As previously reported, Allegheny’s sisters Mon Power and Potomac Edison had tried and failed to buy Pleasants as part of that same strategy.
Facing state and federal regulatory obstacles, they announced cancellation of the plan in early February. The move also faced significant opposition from various stakeholders who feared the transfer would shift the plant’s financial burdens form stockholders to ratepayers.
Then, in late February, FirstEnergy announced its plan to sell or close the plant. “At this time, the plant is still scheduled for sale or closure by January 2019,” Schneider said Monday.
Asked if the transfer might alter plans to sell or close Pleasants, Schneider said, “That decision will be up to the creditors.”
FES and FENOC own, and operate two coal-fired plants, one dual fuel gas/oil plant, one pet-coke fired plant and three nuclear power plants in the competitive, nonregulated, power-generation industry. In contrast, Mon Power is regulated: Rates are subject to approval by the state Public Service Commission.
FirstEnergy announced in November 2016 its plan to exit the competitive generation business. In March, FirstEnergy said in a release, FES filed notice with PJM Interconnection, the regional transmission organization, that its three nuclear facilities would be deactivated or sold during the next three years. In the meantime, all of the plants will continue current operations.
In the meantime, FES President Donald R. Schneider, said, the bankruptcy represented “our best path forward as we continue to pursue opportunities for restructuring, asset sales and legislative and regulatory relief.”
The regulatory relief FES is seeking is reflected in a March 29 application with U.S. Secretary of Energy Rick Perry seeking an emergency order directing PJM to secure the long-term capacity of certain nuclear and coal-fired plants in the region — including FES plants — to compensate their owners “for the full benefits they provide to energy markets and the public at large, including fuel security and diversity.”
In the 44-page application, FES accuses PJM of shortsightedness in protecting the stability and dependability of the energy grid in the face of mounting challenges, such as weather disasters.
“PJM continues to claim all is well with its system but at the same time shows it does not have a clear view of what resilience is, how to measure it, or how to ensure it,” FES wrote. “PJM has demonstrated little urgency to remedy this problem any time so, so immediate action by the secretary is needed to alleviate the present emergency.”
FES notes that PJM’s market monitor found that six to nine nuclear plants in its region operated at a financial loss in two of the last three years.

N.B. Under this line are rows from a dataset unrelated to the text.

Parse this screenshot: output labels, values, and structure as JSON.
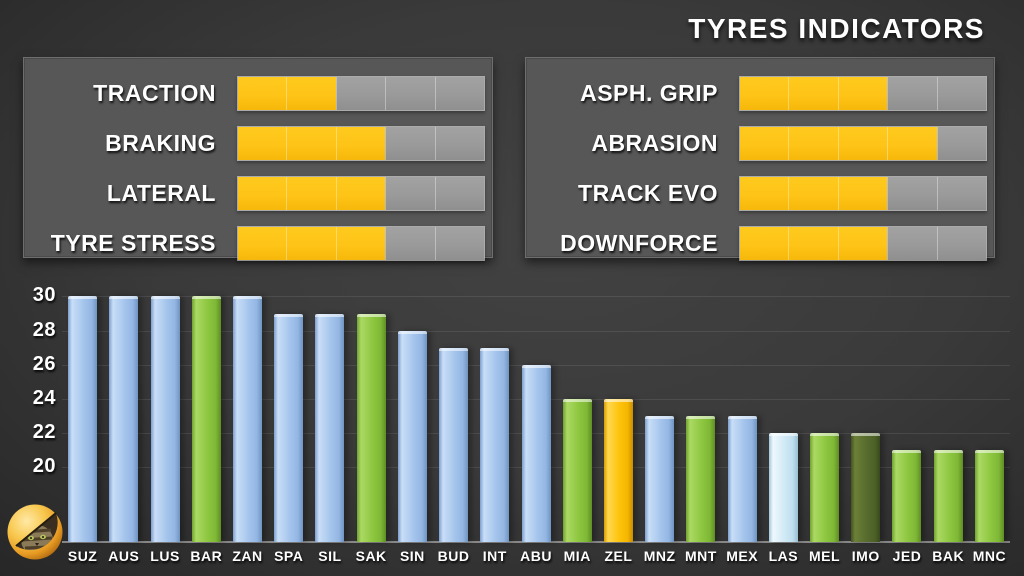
{
  "title": "TYRES INDICATORS",
  "indicators": {
    "left": [
      {
        "label": "TRACTION",
        "value": 2,
        "max": 5
      },
      {
        "label": "BRAKING",
        "value": 3,
        "max": 5
      },
      {
        "label": "LATERAL",
        "value": 3,
        "max": 5
      },
      {
        "label": "TYRE STRESS",
        "value": 3,
        "max": 5
      }
    ],
    "right": [
      {
        "label": "ASPH. GRIP",
        "value": 3,
        "max": 5
      },
      {
        "label": "ABRASION",
        "value": 4,
        "max": 5
      },
      {
        "label": "TRACK EVO",
        "value": 3,
        "max": 5
      },
      {
        "label": "DOWNFORCE",
        "value": 3,
        "max": 5
      }
    ]
  },
  "chart_data": {
    "type": "bar",
    "title": "",
    "xlabel": "",
    "ylabel": "",
    "categories": [
      "SUZ",
      "AUS",
      "LUS",
      "BAR",
      "ZAN",
      "SPA",
      "SIL",
      "SAK",
      "SIN",
      "BUD",
      "INT",
      "ABU",
      "MIA",
      "ZEL",
      "MNZ",
      "MNT",
      "MEX",
      "LAS",
      "MEL",
      "IMO",
      "JED",
      "BAK",
      "MNC"
    ],
    "values": [
      30,
      30,
      30,
      30,
      30,
      29,
      29,
      29,
      28,
      27,
      27,
      26,
      24,
      24,
      23,
      23,
      23,
      22,
      22,
      22,
      21,
      21,
      21
    ],
    "bar_colors": [
      "blue",
      "blue",
      "blue",
      "green",
      "blue",
      "blue",
      "blue",
      "green",
      "blue",
      "blue",
      "blue",
      "blue",
      "green",
      "yellow",
      "blue",
      "green",
      "blue",
      "pale",
      "green",
      "olive",
      "green",
      "green",
      "green"
    ],
    "palette": {
      "blue": "#a4c4ec",
      "green": "#8dc63f",
      "yellow": "#fdc20a",
      "pale": "#cfe9f6",
      "olive": "#566b2d"
    },
    "yticks": [
      30,
      28,
      26,
      24,
      22,
      20
    ],
    "ylim": [
      15.6,
      31.2
    ],
    "grid": true,
    "legend": "none"
  },
  "colors": {
    "segment_filled": "#fec417",
    "segment_empty": "#9a9a9a",
    "panel_background": "#575757",
    "page_background": "#3a3a3a",
    "text": "#ffffff"
  },
  "icons": {
    "avatar": "cat-avatar"
  }
}
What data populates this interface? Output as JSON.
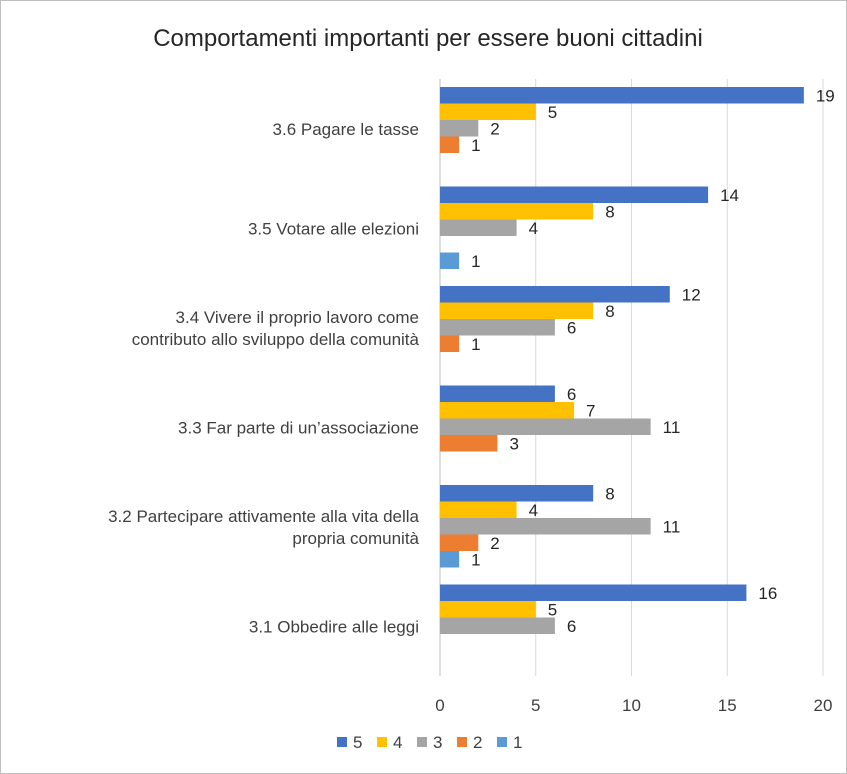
{
  "chart_data": {
    "type": "bar",
    "orientation": "horizontal",
    "title": "Comportamenti importanti per essere buoni cittadini",
    "categories": [
      [
        "3.6 Pagare le tasse"
      ],
      [
        "3.5 Votare alle elezioni"
      ],
      [
        "3.4 Vivere il proprio lavoro come",
        "contributo allo sviluppo della comunità"
      ],
      [
        "3.3 Far parte di un’associazione"
      ],
      [
        "3.2 Partecipare attivamente alla vita della",
        "propria comunità"
      ],
      [
        "3.1 Obbedire alle leggi"
      ]
    ],
    "series": [
      {
        "name": "5",
        "color": "#4472C4",
        "values": [
          19,
          14,
          12,
          6,
          8,
          16
        ]
      },
      {
        "name": "4",
        "color": "#FFC000",
        "values": [
          5,
          8,
          8,
          7,
          4,
          5
        ]
      },
      {
        "name": "3",
        "color": "#A5A5A5",
        "values": [
          2,
          4,
          6,
          11,
          11,
          6
        ]
      },
      {
        "name": "2",
        "color": "#ED7D31",
        "values": [
          1,
          null,
          1,
          3,
          2,
          null
        ]
      },
      {
        "name": "1",
        "color": "#5B9BD5",
        "values": [
          null,
          1,
          null,
          null,
          1,
          null
        ]
      }
    ],
    "xlim": [
      0,
      20
    ],
    "xticks": [
      0,
      5,
      10,
      15,
      20
    ],
    "xlabel": "",
    "ylabel": "",
    "grid": true,
    "legend_position": "bottom"
  }
}
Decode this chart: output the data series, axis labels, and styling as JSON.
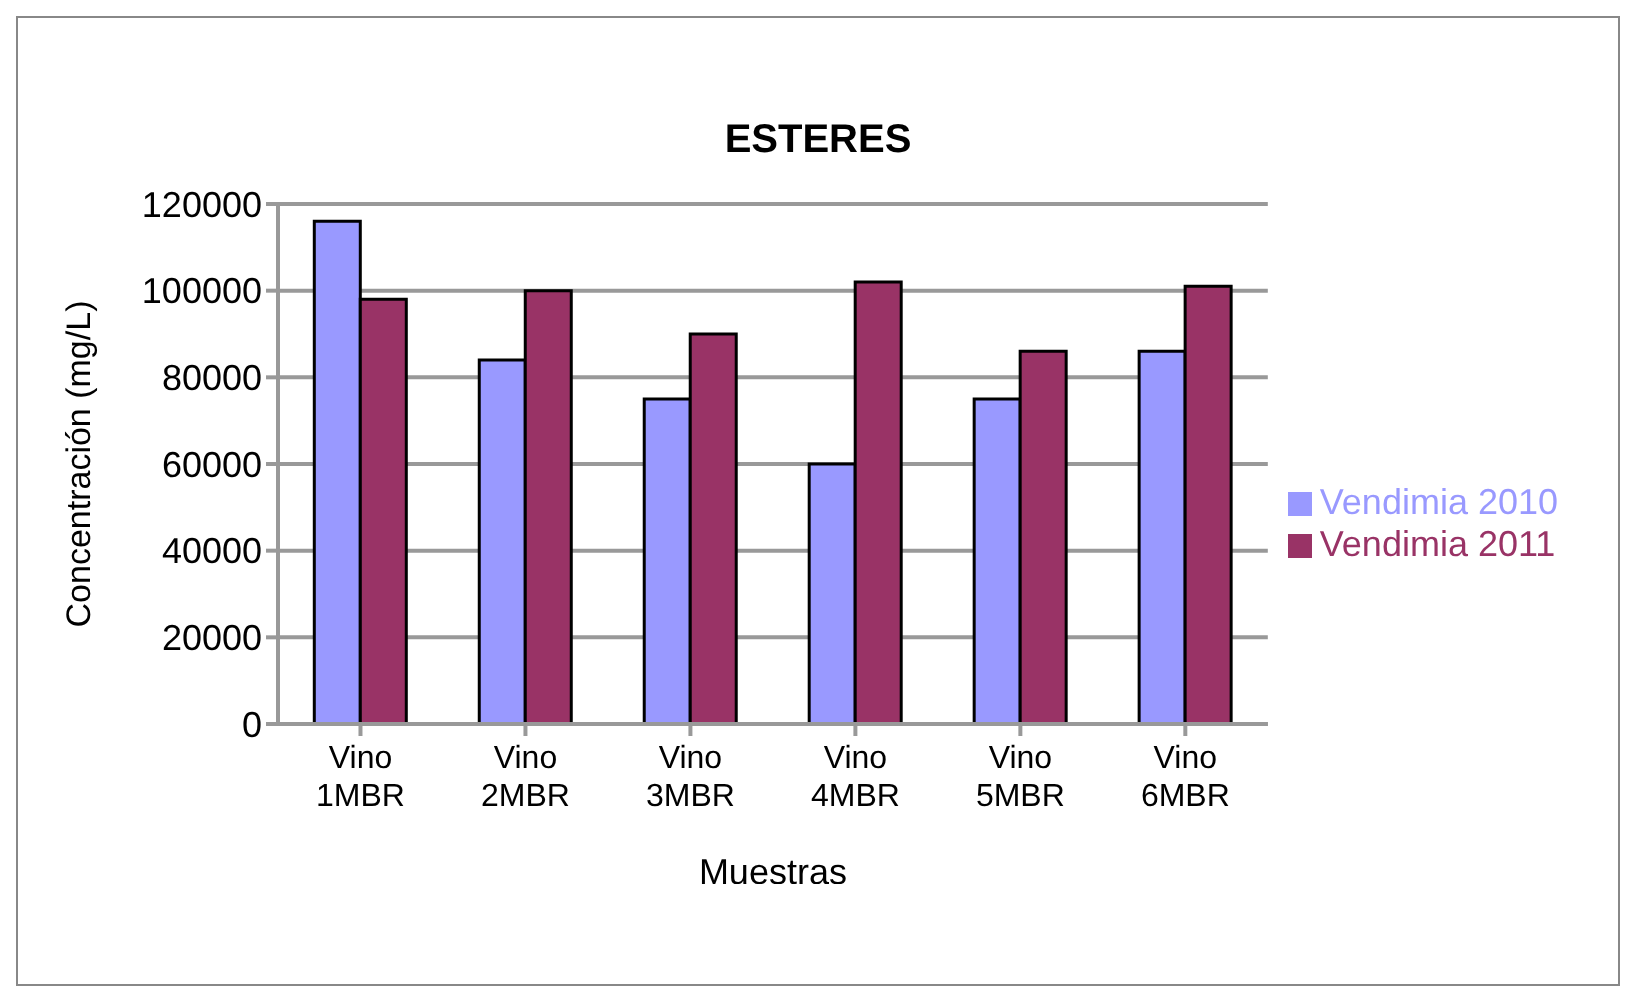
{
  "chart_data": {
    "type": "bar",
    "title": "ESTERES",
    "xlabel": "Muestras",
    "ylabel": "Concentración (mg/L)",
    "categories": [
      "Vino 1MBR",
      "Vino 2MBR",
      "Vino 3MBR",
      "Vino 4MBR",
      "Vino 5MBR",
      "Vino 6MBR"
    ],
    "series": [
      {
        "name": "Vendimia 2010",
        "color": "#9999ff",
        "values": [
          116000,
          84000,
          75000,
          60000,
          75000,
          86000
        ]
      },
      {
        "name": "Vendimia 2011",
        "color": "#993366",
        "values": [
          98000,
          100000,
          90000,
          102000,
          86000,
          101000
        ]
      }
    ],
    "ylim": [
      0,
      120000
    ],
    "yticks": [
      0,
      20000,
      40000,
      60000,
      80000,
      100000,
      120000
    ],
    "grid": "y",
    "legend": "right"
  }
}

Similarly, a significant number of coal units are facing retirement because they also lose money. The monitor said more than 90 percent of the at-risk market is coal or nuclear.

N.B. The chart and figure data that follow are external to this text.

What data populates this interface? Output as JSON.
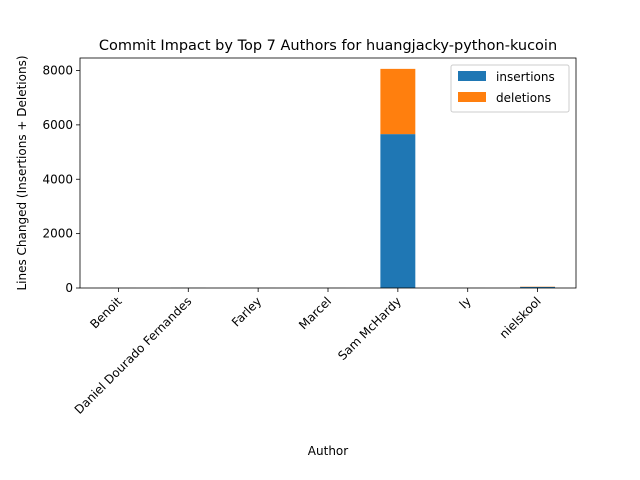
{
  "chart_data": {
    "type": "bar",
    "stacked": true,
    "title": "Commit Impact by Top 7 Authors for huangjacky-python-kucoin",
    "xlabel": "Author",
    "ylabel": "Lines Changed (Insertions + Deletions)",
    "categories": [
      "Benoit",
      "Daniel Dourado Fernandes",
      "Farley",
      "Marcel",
      "Sam McHardy",
      "ly",
      "nielskool"
    ],
    "series": [
      {
        "name": "insertions",
        "color": "#1f77b4",
        "values": [
          2,
          4,
          2,
          2,
          5660,
          2,
          40
        ]
      },
      {
        "name": "deletions",
        "color": "#ff7f0e",
        "values": [
          1,
          2,
          1,
          1,
          2400,
          1,
          10
        ]
      }
    ],
    "ylim": [
      0,
      8460
    ],
    "yticks": [
      0,
      2000,
      4000,
      6000,
      8000
    ],
    "legend": "top-right",
    "grid": false
  }
}
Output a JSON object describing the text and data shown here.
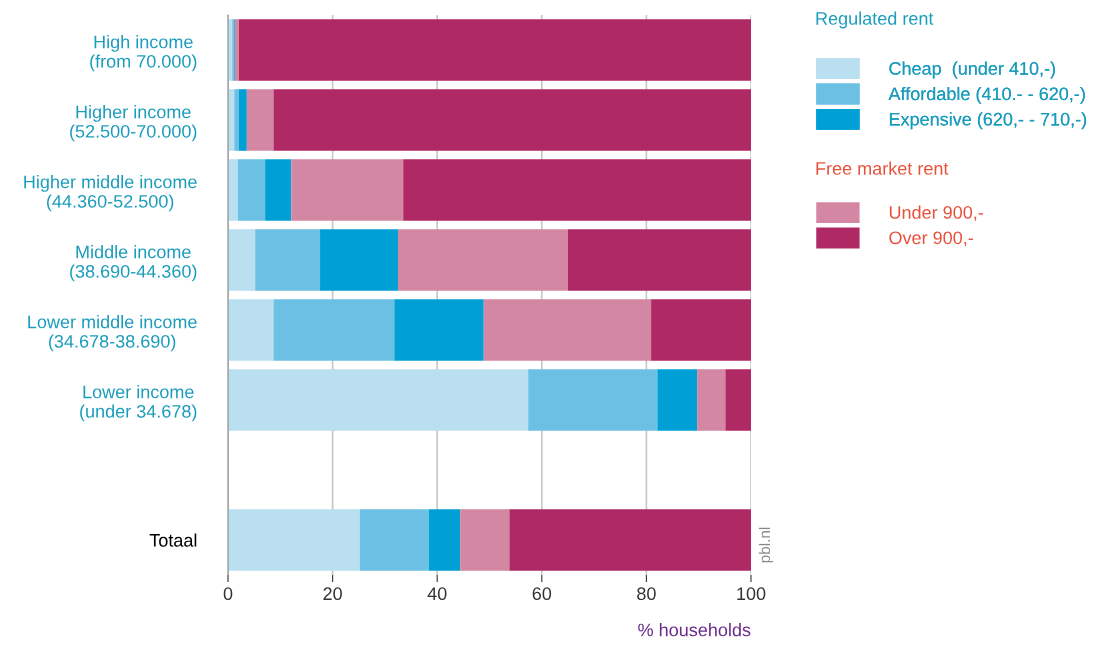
{
  "chart_data": {
    "type": "bar",
    "orientation": "horizontal",
    "stacked": true,
    "categories": [
      "High income\n(from 70.000)",
      "Higher income\n(52.500-70.000)",
      "Higher middle income\n(44.360-52.500)",
      "Middle income\n(38.690-44.360)",
      "Lower middle income\n(34.678-38.690)",
      "Lower income\n(under 34.678)",
      null,
      "Totaal"
    ],
    "series": [
      {
        "name": "Cheap  (under 410,-)",
        "color": "#b9dff0",
        "values": [
          0.8,
          1.2,
          1.9,
          5.2,
          8.7,
          57.4,
          null,
          25.2
        ]
      },
      {
        "name": "Affordable (410.- - 620,-)",
        "color": "#6cc0e3",
        "values": [
          0.3,
          0.9,
          5.2,
          12.4,
          23.1,
          24.7,
          null,
          13.2
        ]
      },
      {
        "name": "Expensive (620,- - 710,-)",
        "color": "#009fd6",
        "values": [
          0.2,
          1.5,
          5.0,
          14.9,
          17.1,
          7.6,
          null,
          6.0
        ]
      },
      {
        "name": "Under 900,-",
        "color": "#d387a2",
        "values": [
          0.8,
          5.1,
          21.4,
          32.5,
          32.0,
          5.4,
          null,
          9.4
        ]
      },
      {
        "name": "Over 900,-",
        "color": "#af2964",
        "values": [
          97.9,
          91.3,
          66.5,
          35.0,
          19.1,
          4.9,
          null,
          46.2
        ]
      }
    ],
    "xlim": [
      0,
      100
    ],
    "xticks": [
      0,
      20,
      40,
      60,
      80,
      100
    ],
    "xlabel": "% households",
    "annotations": [
      "Regulated rent",
      "Free market rent",
      "pbl.nl"
    ],
    "grid": "x",
    "legend": "right"
  }
}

Nuclear and cola plants are designed to run around the clock, FES said, even during low-demand, low-price periods, forcing them to operate at a loss. In contrast, nearly all oil, gas and hydroelectric plants recovered their full costs in 2017.
FES concludes, “The time for talk is over. We find ourselves at a crisis point where significant baseload generation will cease to exist in [regional transmission organization] markets without quick and decisive intervention.”

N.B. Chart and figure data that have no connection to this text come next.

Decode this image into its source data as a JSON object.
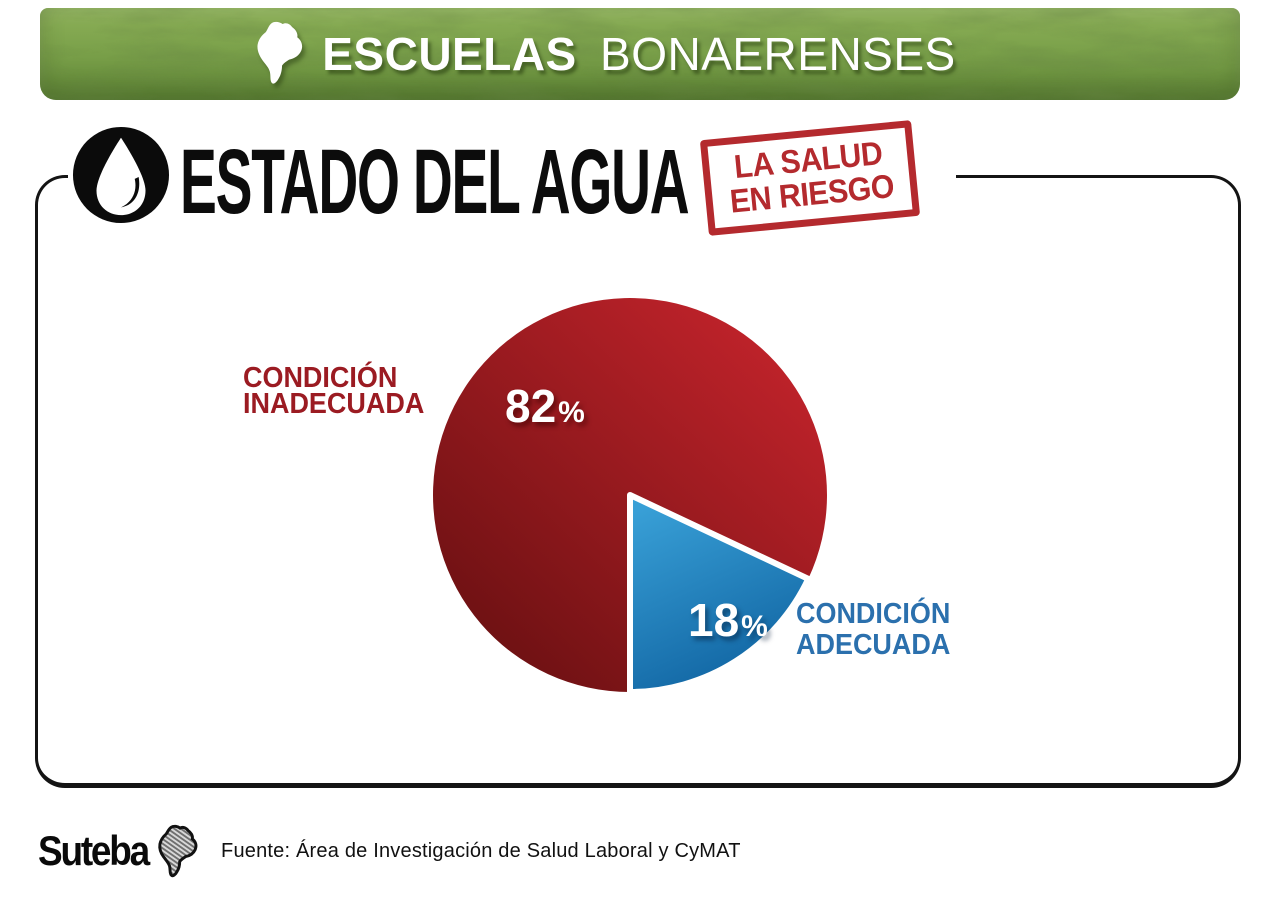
{
  "header": {
    "brand_bold": "ESCUELAS",
    "brand_light": "BONAERENSES",
    "background_color": "#7da34c"
  },
  "title": {
    "text": "ESTADO DEL AGUA",
    "stamp_line1": "LA SALUD",
    "stamp_line2": "EN RIESGO",
    "stamp_color": "#b42a2e"
  },
  "chart_data": {
    "type": "pie",
    "title": "ESTADO DEL AGUA",
    "categories": [
      "CONDICIÓN INADECUADA",
      "CONDICIÓN ADECUADA"
    ],
    "values": [
      82,
      18
    ],
    "start_angle_deg": 90,
    "direction": "clockwise",
    "legend_position": "inline-callouts",
    "slices": [
      {
        "label": "CONDICIÓN INADECUADA",
        "label_line1": "CONDICIÓN",
        "label_line2": "INADECUADA",
        "value": 82,
        "unit": "%",
        "color_start": "#c2232b",
        "color_end": "#6e1113",
        "label_color": "#9b1b22",
        "outlined": false
      },
      {
        "label": "CONDICIÓN ADECUADA",
        "label_line1": "CONDICIÓN",
        "label_line2": "ADECUADA",
        "value": 18,
        "unit": "%",
        "color_start": "#389fd6",
        "color_end": "#0f62a0",
        "label_color": "#2b70ad",
        "outlined": true
      }
    ]
  },
  "icons": {
    "header_icon": "buenos-aires-province-map-icon",
    "title_icon": "water-drop-icon",
    "footer_icon": "suteba-province-map-icon"
  },
  "footer": {
    "logo": "Suteba",
    "source": "Fuente: Área de Investigación de Salud Laboral y CyMAT"
  }
}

Regarding the bankruptcy proceedings, FirstEnergy notes that it and its other subsidiaries are not part of the Chapter 11 filing.
President and CEO Charles E. Jones said in a release, “The six million customers of our regulated utilities will continue to receive the same reliable service, while our regulated generation facilities will continue normal operations, with the same longstanding commitment to safety and the environment. … Becoming a fully regulated utility company should give FirstEnergy a stronger balance sheet, solid cash flows and more predictable earnings.”
The bankruptcy settlement agreement is subject to approval by the boards of directors of FirstEnergy, FES and its subsidiaries, FENOC, and Allegheny Energy Supply; the execution of definitive agreements and the approval of the bankruptcy court and certain other conditions, Schneider said.